Abstract

At the turn of the 19th and 20th centuries, ideological differences began to emerge in the Slovak national movement under the influence of intellectual stimuli to which the younger generation of the Slovak intelligentsia was exposed during their university studies. The Detvan association, which brought together Slovak students in Prague, created opportunities for ideological transfer, including the fields of philosophy and worldview. This paper’s aim is to identify the ideas developed by European intellectuals and the ideological currents that became the subject of discussions at the association’s meetings, influencing the thinking of Detvan’s members.

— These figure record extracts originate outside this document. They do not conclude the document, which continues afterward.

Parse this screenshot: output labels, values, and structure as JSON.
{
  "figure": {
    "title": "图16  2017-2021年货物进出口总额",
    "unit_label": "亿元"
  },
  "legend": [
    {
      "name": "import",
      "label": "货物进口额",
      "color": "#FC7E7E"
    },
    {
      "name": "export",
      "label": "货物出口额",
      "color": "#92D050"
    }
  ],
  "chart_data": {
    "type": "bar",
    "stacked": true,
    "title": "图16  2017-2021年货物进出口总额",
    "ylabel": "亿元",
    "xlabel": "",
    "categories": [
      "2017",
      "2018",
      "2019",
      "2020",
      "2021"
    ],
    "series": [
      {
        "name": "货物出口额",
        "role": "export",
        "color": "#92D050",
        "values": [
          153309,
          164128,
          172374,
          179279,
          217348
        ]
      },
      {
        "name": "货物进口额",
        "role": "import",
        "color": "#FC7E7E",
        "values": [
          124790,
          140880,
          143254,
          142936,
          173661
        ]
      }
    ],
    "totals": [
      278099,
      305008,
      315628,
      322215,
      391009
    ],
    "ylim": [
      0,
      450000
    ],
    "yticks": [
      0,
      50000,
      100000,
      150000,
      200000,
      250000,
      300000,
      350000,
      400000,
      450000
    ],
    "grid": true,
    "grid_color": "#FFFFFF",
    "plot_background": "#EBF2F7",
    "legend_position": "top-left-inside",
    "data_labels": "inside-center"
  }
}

In addition to publications aimed at the public at large, important sources documenting the ideological inspirations and the formation of opinions by the Detvan members, this paper includes the minutes of the internal meetings of the association, kept at the archives of Charles University in Prague. The analysis of these minutes has shown that, until 1900 and especially in the 1890s, the self-education of the members was to a significant extent also aimed at expanding their knowledge of philosophy, expected to serve as a springboard for the formation of political thinking and perception of the world. Themes of the papers the members presented and discussions held in the association included the work and thought of Charles Darwin, Immanuel Kant, Ernest Renan, Tomáš G. Masaryk, Arthur Schopenhauer as well as Karl Marx and Friedrich Engels. The members also discussed ideas expressed in the fiction of writers Leo Tolstoy, Émile Zola, Henrik Ibsen and H. G. Wells. At the turn of the 19th and 20th centuries, the younger generation of the Slovak intelligentsia was thus exposed to the ideas of the labour movement and socialism, female emancipation, Darwinism, positivism, naturalism and secularisation. The association offered a platform for the transfer of ideas whose freedom contrasted with the formal and predominantly conservative character of the official university milieu in Prague. Among the most active Detvan members in the 1890s, who contributed their own lectures, papers and reflections, were Ján Smetanay, Vavro Šrobár and Jozef Ruman. After their departure, the focus of the association’s self-education began to shift to national history and literature, lectures on Slovak grammar and literary criticism.